Web Scraper: Limit to Requests Per Minute/Hour on

2019-04-12 04:24发布

问题:

I'm working with a librarian to re-structure his organization's digital photography archive.

I've built a Python robot with Mechanize and BeautifulSoup to pull about 7000 poorly structured and mildy incorrect/incomplete documents from a collection. The data will be formatted for a spreadsheet he can use to correct it. Right now I'm guesstimating 7500 HTTP requests total to build the search dictionary and then harvest the data, not counting mistakes and do-overs in my code, and then many more as the project progresses.

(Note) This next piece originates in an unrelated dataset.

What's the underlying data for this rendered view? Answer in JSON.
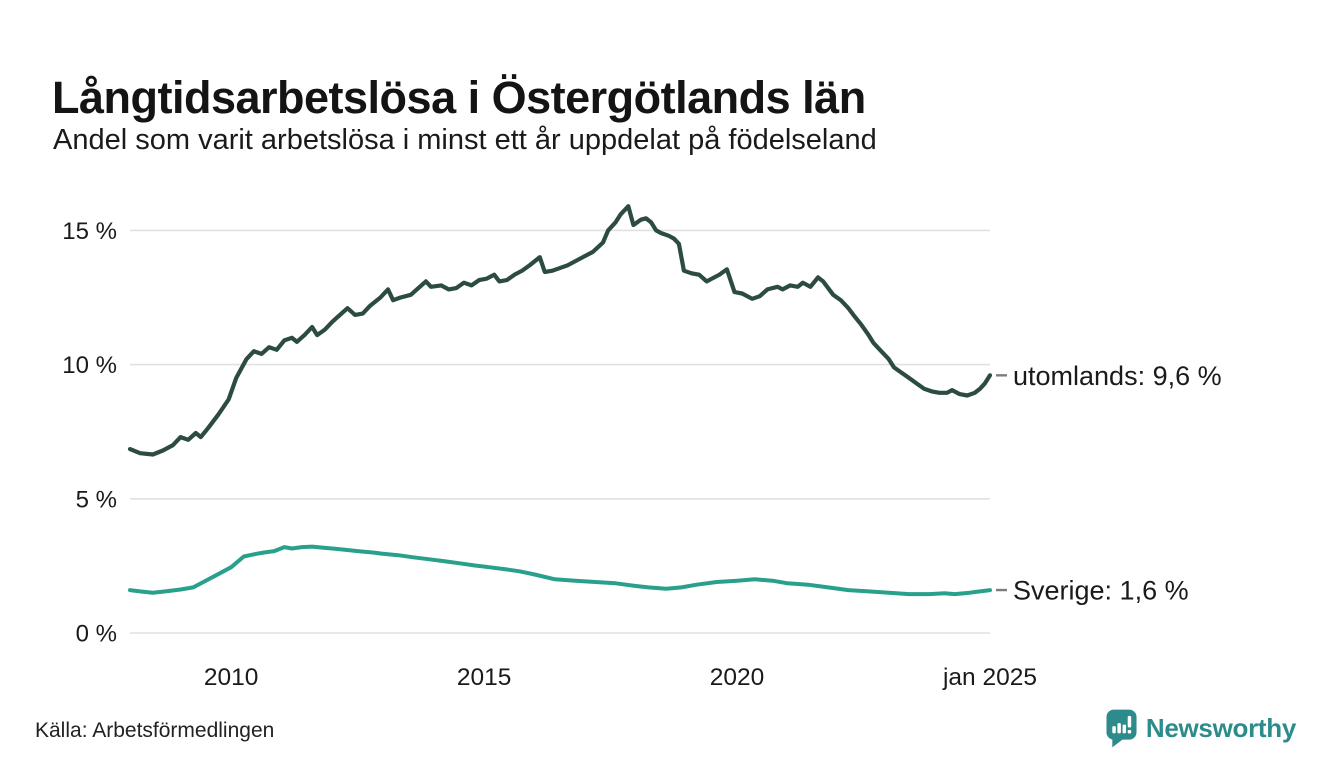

I assume there's some sort of built-in limit to how quickly I can make these requests, and even if there's not I'll give my robot delays to behave politely with the over-burdened web server(s). My question (admittedly impossible to answer with complete accuracy), is about how quickly can I make HTTP requests before encountering a built-in rate limit?

I would prefer not to publish the URL for the domain we're scraping, but if it's relevant I'll ask my friend if it's okay to share.

Note: I realize this is not the best way to solve our problem (re-structuring/organizing the database) but we're building a proof-of-concept to convince the higher-ups to trust my friend with a copy of the database, from which he'll navigate the bureaucracy necessary to allow me to work directly with the data.

They've also given us the API for an ATOM feed, but it requires a keyword to search and seems useless for the task of stepping through every photograph in a particular collection.

回答1:

There's no built-in rate limit for HTTP. Most common web servers are not configured out of the box to rate limit. If rate limiting is in place, it will almost certainly have been put there by the administrators of the website and you'd have to ask them what they've configured.

Some search engines respect a non-standard extension to robots.txt that suggests a rate limit, so check for Crawl-delay in robots.txt.

HTTP does have a concurrent connection limit of two connections, but browsers have already started ignoring that and efforts are underway to revise that part of the standard as it is quite outdated.